Storia passata, storia ormai in archivio. E poco importa che la Grecia sia ormai formalmente uscita, nell’agosto dello scorso anno, dal “piano di salvataggio”. Peraltro gli indicatori economici cominciano davvero a mostrare segni positivi e incoraggianti, anche se la disoccupazione viaggia ancora attorno al 18%, peggior performance in Europa (ma era arrivata al 26%). Insomma, la tempesta non è ancora passata. E si ha quasi la sensazione che Tsipras non vedesse l’ora di togliersi questo fardello di responsabilità, tornare a una più comoda, e forse più adeguata, opposizione e lasciare ad altri la patata bollente di completare quest’ultimo tratto di strada, tutt’altro che in discesa. Ad esempio: perché questa fretta di indire elezioni anticipate dopo la batosta europea? Ad appena 40 giorni di distanza dal primo voto? Con quali aspettative? "Voglio evitare al paese mesi di campagna elettorale che potrebbero avere conseguenze negative sull'economia", aveva dichiarato il premier.
Risposta fragile che non basta a spiegare fino in fondo l’accelerazione. E certo non ha giovato, per l’elettorato di Syriza, l’accordo politico raggiunto con la Macedonia sul cambio di denominazione (in Macedonia del Nord), accordo aspramente contestato e osteggiato in Grecia. Il voto di domenica (e prima, quello di maggio) potrebbe essere stato una sorta di punizione. A questo si aggiunga la notizia, riportata da alcune cronache, dell’esultanza con cui alcuni esponenti di Syriza avrebbero accolto domenica scorsa la sconfitta alle urne. Due indizi non fanno una prova, ma un sospetto sì.
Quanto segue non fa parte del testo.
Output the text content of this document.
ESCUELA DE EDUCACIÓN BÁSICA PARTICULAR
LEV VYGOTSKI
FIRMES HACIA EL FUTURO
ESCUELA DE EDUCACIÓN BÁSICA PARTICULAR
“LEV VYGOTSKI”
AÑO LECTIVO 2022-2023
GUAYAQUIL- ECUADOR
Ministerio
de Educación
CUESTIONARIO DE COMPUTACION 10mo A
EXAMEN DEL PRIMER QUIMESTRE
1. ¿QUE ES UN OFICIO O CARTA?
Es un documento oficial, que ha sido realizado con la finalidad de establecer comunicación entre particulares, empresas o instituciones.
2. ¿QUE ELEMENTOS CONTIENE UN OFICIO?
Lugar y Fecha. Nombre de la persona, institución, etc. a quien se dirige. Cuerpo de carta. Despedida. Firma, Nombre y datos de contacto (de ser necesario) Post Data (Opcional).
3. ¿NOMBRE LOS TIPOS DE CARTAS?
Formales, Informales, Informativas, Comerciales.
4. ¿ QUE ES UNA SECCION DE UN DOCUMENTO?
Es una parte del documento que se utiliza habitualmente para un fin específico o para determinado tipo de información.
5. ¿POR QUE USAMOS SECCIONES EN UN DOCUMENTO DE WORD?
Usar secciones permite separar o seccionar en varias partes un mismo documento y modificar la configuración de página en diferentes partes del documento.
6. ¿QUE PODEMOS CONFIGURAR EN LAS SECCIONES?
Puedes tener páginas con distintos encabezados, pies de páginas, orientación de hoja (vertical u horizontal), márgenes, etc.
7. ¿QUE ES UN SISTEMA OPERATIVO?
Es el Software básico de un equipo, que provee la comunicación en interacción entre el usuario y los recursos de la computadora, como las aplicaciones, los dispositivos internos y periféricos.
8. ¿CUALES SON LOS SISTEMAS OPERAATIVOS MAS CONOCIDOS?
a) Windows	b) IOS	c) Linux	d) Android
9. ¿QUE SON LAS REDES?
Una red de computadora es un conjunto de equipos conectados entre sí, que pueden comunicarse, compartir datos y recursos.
Quindi ora tocca a Nuova Democrazia. Che in Parlamento avrà la maggioranza assoluta (158 deputati su 300), grazie anche al meccanismo che prevede 50 seggi automaticamente assegnati al primo partito. I mercati hanno immediatamente brindato alla vittoria dei conservatori, con uno spread in calo e il rendimento dei titoli di stato decennali greci sceso ai minimi storici (al 2,09%). Kyriakos Mitsotakis ha già giurato da premier (sta accadendo tutto molto in fretta) ribadendo quanto promesso in campagna elettorale: diminuzione delle tasse, aumento dei salari, più investimenti e una richiesta di maggiore flessibilità ai creditori internazionali. Mitsotakis punta a rinegoziare l’avanzo primario per recuperare risorse con cui tagliare le tasse a partire dal 2020. "Il popolo greco ci ha dato un forte mandato per cambiare la Grecia. E onoreremo questo comandamento per intero", ha scandito appena dopo aver giurato. "È ora che la Grecia si faccia sentire in Europa", ha concluso il nuovo premier. Sembra un déjà vu.